The last year for many looks like I’m taking this faith thing for too seriously but the reality is I think more of us need to take it seriously. I’m leaving 2009 with a increasing strength in God. I never wanted to be a church leader that led a large church and I am more determined than ever to be apart of a small resurrection community. More determined to be a leader who leads people to stripping away the fig leaves and help people to sit orquadly with their maker for a while.
I want to do away with the gloss, and professionalism and embrace the orquard redemptive gospel of being honest with the God that made us. I want to help people tap into the divine energy that formed them and can transform them.
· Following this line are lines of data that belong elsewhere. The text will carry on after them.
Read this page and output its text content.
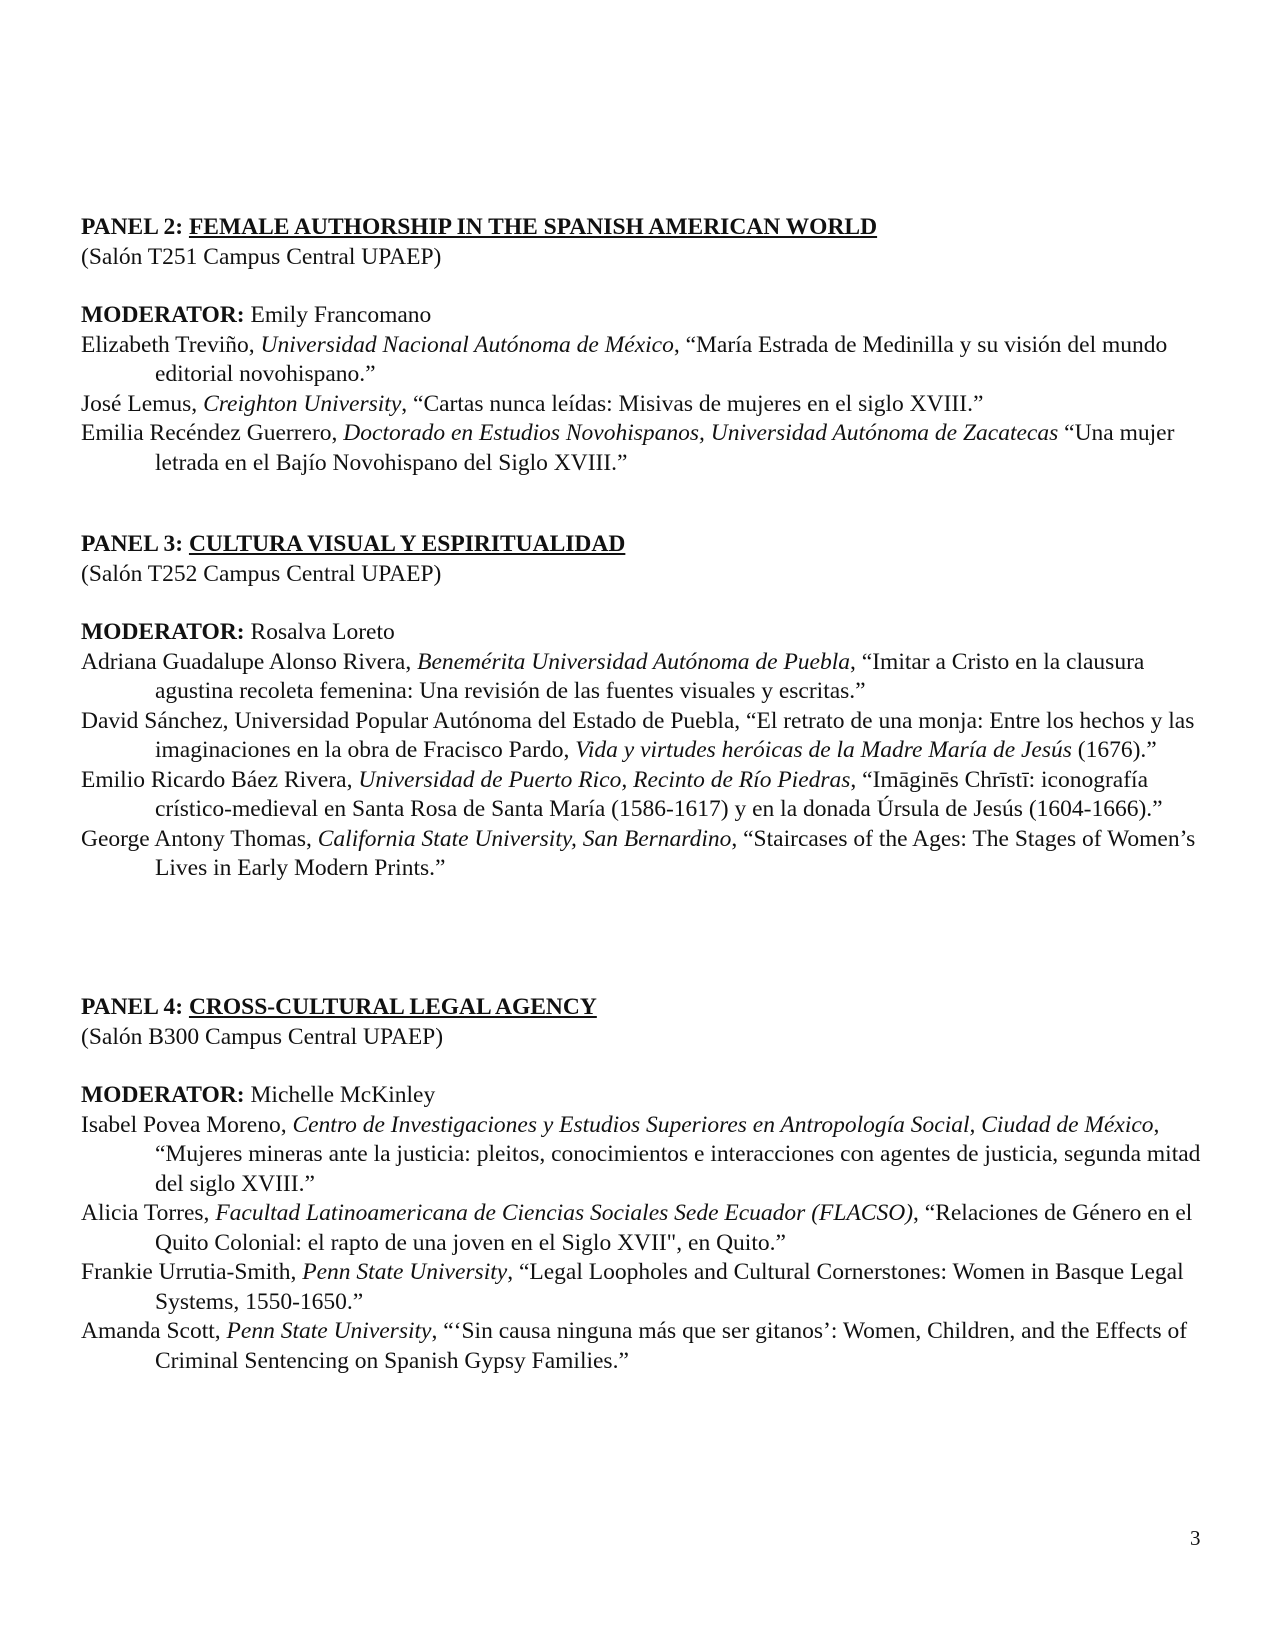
PANEL 2: FEMALE AUTHORSHIP IN THE SPANISH AMERICAN WORLD

(Salón T251 Campus Central UPAEP)

MODERATOR: Emily Francomano

Elizabeth Treviño, Universidad Nacional Autónoma de México, “María Estrada de Medinilla y su visión del mundo editorial novohispano.”

José Lemus, Creighton University, “Cartas nunca leídas: Misivas de mujeres en el siglo XVIII.”

Emilia Recéndez Guerrero, Doctorado en Estudios Novohispanos, Universidad Autónoma de Zacatecas “Una mujer letrada en el Bajío Novohispano del Siglo XVIII.”

PANEL 3: CULTURA VISUAL Y ESPIRITUALIDAD

(Salón T252 Campus Central UPAEP)

MODERATOR: Rosalva Loreto

Adriana Guadalupe Alonso Rivera, Benemérita Universidad Autónoma de Puebla, “Imitar a Cristo en la clausura agustina recoleta femenina: Una revisión de las fuentes visuales y escritas.”

David Sánchez, Universidad Popular Autónoma del Estado de Puebla, “El retrato de una monja: Entre los hechos y las imaginaciones en la obra de Fracisco Pardo, Vida y virtudes heróicas de la Madre María de Jesús (1676).”

Emilio Ricardo Báez Rivera, Universidad de Puerto Rico, Recinto de Río Piedras, “Imāginēs Chrīstī: iconografía crístico-medieval en Santa Rosa de Santa María (1586-1617) y en la donada Úrsula de Jesús (1604-1666).”

George Antony Thomas, California State University, San Bernardino, “Staircases of the Ages: The Stages of Women’s Lives in Early Modern Prints.”

PANEL 4: CROSS-CULTURAL LEGAL AGENCY

(Salón B300 Campus Central UPAEP)

MODERATOR: Michelle McKinley

Isabel Povea Moreno, Centro de Investigaciones y Estudios Superiores en Antropología Social, Ciudad de México, “Mujeres mineras ante la justicia: pleitos, conocimientos e interacciones con agentes de justicia, segunda mitad del siglo XVIII.”

Alicia Torres, Facultad Latinoamericana de Ciencias Sociales Sede Ecuador (FLACSO), “Relaciones de Género en el Quito Colonial: el rapto de una joven en el Siglo XVII", en Quito.”

Frankie Urrutia-Smith, Penn State University, “Legal Loopholes and Cultural Cornerstones: Women in Basque Legal Systems, 1550-1650.”

Amanda Scott, Penn State University, “‘Sin causa ninguna más que ser gitanos’: Women, Children, and the Effects of Criminal Sentencing on Spanish Gypsy Families.”

3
There can’t be any going back for me now. I’m not sure I want the vow to end, I’m not sure where it will go but I am sure that I’m not stepping into Topman for a long time to come. The year is up but the vow will continue. What happens with the hair I’m not sure, we will have to see what Beki says about that, but I am sure Ive never been happier about the way I look. The reason is because my identity isn’t reliant on what I am wearing.
Anyone can take up the Nazarite vow, the only rule is that to become one you have to speak it out loud. Nazarites would need to have told someone, it sounds a odd rule but never the less it’s a rule. The most simplest way of doing it was as one Nazarite walk passed another they would said to each other ‘me too’.
I hope that more will embrace the ‘me too’.